4. Pearls
Listen: I once lived next to a man in his late fifties who had been a Japanese gangster for most of his life. He even had a lapel pin from the Yamaguchi Gumi crime syndicate [1] , just like any respectable salaryman might have.
Perhaps it was only mutual curiosity, but we really hit it off, that gangster and me, and during the year or so that we were neighbors, we would often drink together. On one of these drinking sessions in the messy, sunless little rabbit hutch he was living in, he said there was something he wanted to show me.
The man was always playing Show and Tell.

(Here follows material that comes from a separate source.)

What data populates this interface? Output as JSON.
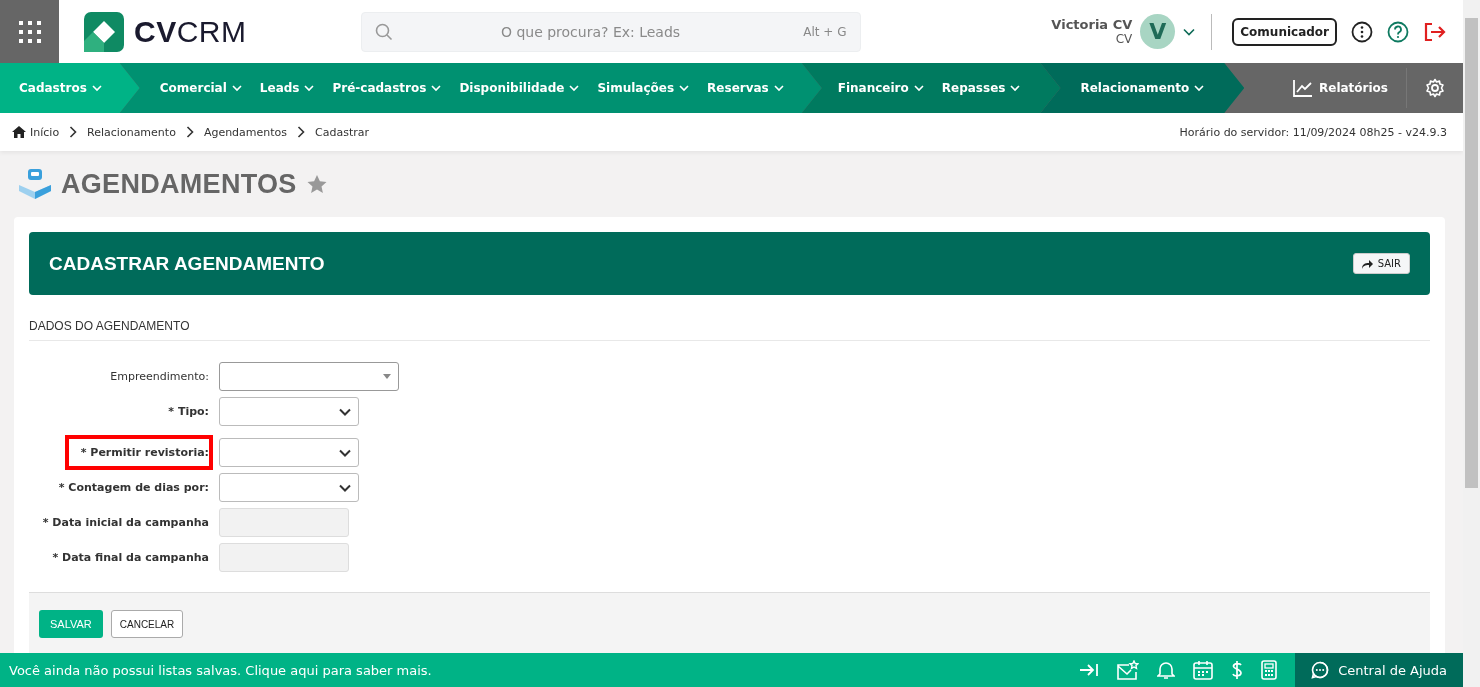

“This is the knife I cut my pinky off with,” he said on one occasion, and, opening a small wooden box, pulled out a shriveled little brown digit. “And this here’s my pinky.”
I’d expected more of the same, memorabilia of his life in the yakuza, only this time, the crazy old man, hopped up off the tatami floor and pulled his pants down, showing me his dingdong. It was as bumpy as a crook-necked squash. He fingered one of the bumps and moving it around explained that he’d had pearls implanted just under the skin.
“Women love it,” he assured me.
“Oh, I’m sure they do. Now can you put that thing away?”
[1] The Yamaguchi Gumi (山口組) is Japan’s largest organized crime syndicate with as many as 36,000 members. It accounts for about 46% of the gangsters in Japan.